Our data showed that salinity parameter negatively affected R. officinalis oil concentration and positively affected that of T. algeriensis. Razmjoo et al. (2008) found that the increased salinity promoted reduction in plant biomass and therefore a decrease of EO quantity in Matricaria chamomile. According to Hasani et al. (2017), the electrical conductivity negatively affected the number of EO compounds in Heracleum persicum and it can positively or negatively affect the oil chemical profile. However, Baghalian et al. (2008) reported that the saline irrigation water did not affect the quantity and quality of EOs in Matricaria recutita. According to this literature, the tolerance and adaptation mechanism to salinity differ from plant species to another.
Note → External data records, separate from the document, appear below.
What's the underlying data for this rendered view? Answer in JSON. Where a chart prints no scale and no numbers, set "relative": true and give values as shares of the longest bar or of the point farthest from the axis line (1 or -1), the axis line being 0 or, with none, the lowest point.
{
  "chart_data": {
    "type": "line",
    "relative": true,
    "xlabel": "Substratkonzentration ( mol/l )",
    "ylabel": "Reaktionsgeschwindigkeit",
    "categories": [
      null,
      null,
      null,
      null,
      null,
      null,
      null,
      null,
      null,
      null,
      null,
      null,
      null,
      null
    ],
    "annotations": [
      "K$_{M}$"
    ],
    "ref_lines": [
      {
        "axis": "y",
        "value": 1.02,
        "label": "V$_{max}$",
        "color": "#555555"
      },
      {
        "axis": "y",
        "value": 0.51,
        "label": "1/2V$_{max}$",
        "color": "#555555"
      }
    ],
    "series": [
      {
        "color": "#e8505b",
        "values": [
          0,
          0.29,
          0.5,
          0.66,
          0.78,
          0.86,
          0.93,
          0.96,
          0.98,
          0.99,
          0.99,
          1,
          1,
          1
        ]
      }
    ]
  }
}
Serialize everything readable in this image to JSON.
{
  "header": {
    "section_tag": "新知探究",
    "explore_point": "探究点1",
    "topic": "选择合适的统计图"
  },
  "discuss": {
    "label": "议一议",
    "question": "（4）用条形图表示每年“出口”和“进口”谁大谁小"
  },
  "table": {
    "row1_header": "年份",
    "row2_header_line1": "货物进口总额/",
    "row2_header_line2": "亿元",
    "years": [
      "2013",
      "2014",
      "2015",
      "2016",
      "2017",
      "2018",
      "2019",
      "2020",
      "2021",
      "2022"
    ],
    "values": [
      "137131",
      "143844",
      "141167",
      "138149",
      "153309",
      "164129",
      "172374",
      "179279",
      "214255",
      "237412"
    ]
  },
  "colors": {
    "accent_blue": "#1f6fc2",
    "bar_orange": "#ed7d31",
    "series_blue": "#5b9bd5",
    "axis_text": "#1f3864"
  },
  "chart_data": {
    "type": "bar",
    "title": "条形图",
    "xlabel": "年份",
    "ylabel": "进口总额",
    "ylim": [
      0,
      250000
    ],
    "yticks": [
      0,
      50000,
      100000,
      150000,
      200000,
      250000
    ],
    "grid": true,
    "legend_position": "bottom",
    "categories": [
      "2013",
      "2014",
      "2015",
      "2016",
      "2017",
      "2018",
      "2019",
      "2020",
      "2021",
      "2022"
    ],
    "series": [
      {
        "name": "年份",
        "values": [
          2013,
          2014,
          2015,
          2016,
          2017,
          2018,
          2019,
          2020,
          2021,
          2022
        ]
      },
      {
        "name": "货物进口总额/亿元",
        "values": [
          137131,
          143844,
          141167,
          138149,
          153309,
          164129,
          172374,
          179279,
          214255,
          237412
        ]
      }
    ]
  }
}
Extreme and stressful ecological conditions such as salinity, drought, and mineral salt excess affect the production of EOs in plants (Razmjoo et al. 2008; Niinemets et al. 2013; Bhatla 2018). In some cases, stressed plants are induced to modify the quantity and quality of their secondary metabolites such as phenolic compounds and essential oils to cope and adapt (Jeshni et al. 2017; Bhatla 2018). Thus, it is possible to manipulate certain soil chemical parameters to induce a plant stress in order to modify the quality and yield of essential oils.

Conclusions

This present study was an attempt to examine the effect of soil chemical parameters on the assimilation and quantity of essential oils in R. officinalis and T. algeriensis growing wild in Algerian semiarid area during a long period. The results indicated significant differences between the yearly EO yields in both plants. The results also showed that the characterized soil variables significantly influenced the EO yield in both plants. R. officinalis EO content was found to be positively influenced by pH, total CaCO3, active CaCO3, and N:P ratio. Thymus algeriensis EO amount appeared positively affected by pH, salinity, and N:P ratio. The obtained findings do not make it possible to give very precise explanations at the physiological level of plants with regard to their mineral nutrition. But, they allow to understand how these plants adapt and respond to these characterized edaphic conditions through the assimilated quantities of essential oils, in particular that they are two aromatic plants. The data also help to develop an effective protocol of mineral nutrition for each species under controlled experimental conditions. In our later study, we will confirm our results by growing these plants on liquid nutrient medium or hydroponic culture where the plants will grow on well-defined nutrient solutions and provide more reliable results.